Joinery machines are the systems that pre-cut the timber carpenters use when building houses with block or timber-frame methods - and roof structures, too. The first ever mechanically driven system was developed by Weiss and Fezer back in 1963. It was some twenty years later that the first computer-controlled joinery machine called "P8" was launched on the market - developed and proudly presented by none other than Hans Hundegger Maschinenbau GmbH, based in the far south of Bavaria, Germany. Since then, Hundegger has become the world's leading manufacturer of fully automated joinery machines, capturing a global market share of more than 90 percent. Its universal, flexible machines are now used in nearly all sectors of the timber construction industry - from glulam, contract and carpentry joining, log and prefabricated house construction, to producing playground equipment. Hundegger has chosen LIGNA 2019 to unveil its K2-Industry, which it describes as embodying industrial high-performance coupled with maximum availability.

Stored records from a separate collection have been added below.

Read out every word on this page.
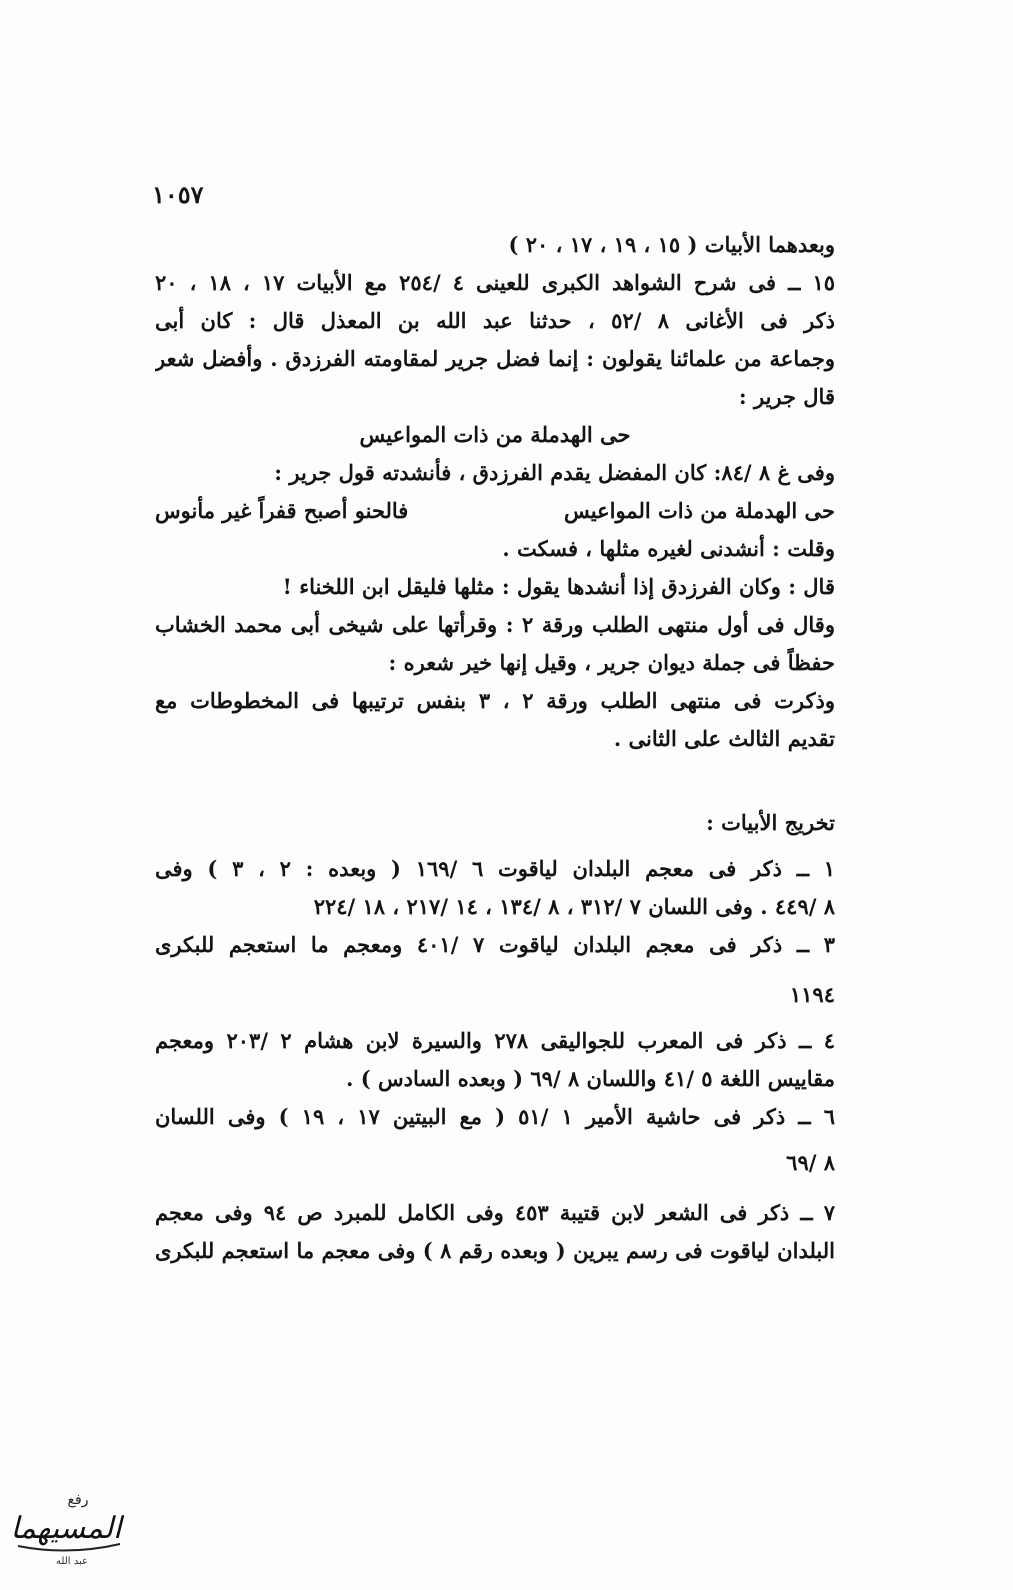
١٠٥٧
وبعدهما الأبيات ( ١٥ ، ١٩ ، ١٧ ، ٢٠ )
١٥ ــ فى شرح الشواهد الكبرى للعينى ٤ /٢٥٤ مع الأبيات ١٧ ، ١٨ ، ٢٠
ذكر فى الأغانى ٨ /٥٢ ، حدثنا عبد الله بن المعذل قال : كان أبى
وجماعة من علمائنا يقولون : إنما فضل جرير لمقاومته الفرزدق . وأفضل شعر
قال جرير :
حى الهدملة من ذات المواعيس
وفى غ ٨ /٨٤: كان المفضل يقدم الفرزدق ، فأنشدته قول جرير :
حى الهدملة من ذات المواعيس
فالحنو أصبح قفراً غير مأنوس
وقلت : أنشدنى لغيره مثلها ، فسكت .
قال : وكان الفرزدق إذا أنشدها يقول : مثلها فليقل ابن اللخناء !
وقال فى أول منتهى الطلب ورقة ٢ : وقرأتها على شيخى أبى محمد الخشاب
حفظاً فى جملة ديوان جرير ، وقيل إنها خير شعره :
وذكرت فى منتهى الطلب ورقة ٢ ، ٣ بنفس ترتيبها فى المخطوطات مع
تقديم الثالث على الثانى .
تخريج الأبيات :
١ ــ ذكر فى معجم البلدان لياقوت ٦ /١٦٩ ( وبعده : ٢ ، ٣ ) وفى
٨ /٤٤٩ . وفى اللسان ٧ /٣١٢ ، ٨ /١٣٤ ، ١٤ /٢١٧ ، ١٨ /٢٢٤
٣ ــ ذكر فى معجم البلدان لياقوت ٧ /٤٠١ ومعجم ما استعجم للبكرى
١١٩٤
٤ ــ ذكر فى المعرب للجواليقى ٢٧٨ والسيرة لابن هشام ٢ /٢٠٣ ومعجم
مقاييس اللغة ٥ /٤١ واللسان ٨ /٦٩ ( وبعده السادس ) .
٦ ــ ذكر فى حاشية الأمير ١ /٥١ ( مع البيتين ١٧ ، ١٩ ) وفى اللسان
٨ /٦٩
٧ ــ ذكر فى الشعر لابن قتيبة ٤٥٣ وفى الكامل للمبرد ص ٩٤ وفى معجم
البلدان لياقوت فى رسم يبرين ( وبعده رقم ٨ ) وفى معجم ما استعجم للبكرى
رفع
المسيهما
عبد الله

Hundegger asserts that K2-Industry sets entirely new standards in performance, flexibility and availability when it comes to industrial joinery. To reach this goal, the company has developed an entirely new generation of machinery by rigorously ensuring every last detail and component is honed to continuously deliver peak performance in three-shift operation. Hundegger confidently claims that this quantum leap in performance redefines the state of the art in this technology. When it comes to industrial woodworking in particular, K2-Industry seems to leave single-spindle joinery machines and tool-changing systems standing, thanks to its groundbreaking design comprising multiple units – each one specially developed to perform a specific machining step with just the right tool. The machinery’s ability to handle cross sections ranging from 20 x 50 millimeters to 300 x 450 millimeters (even larger, if required) in any lengths should also meet all industrial requirements with ease.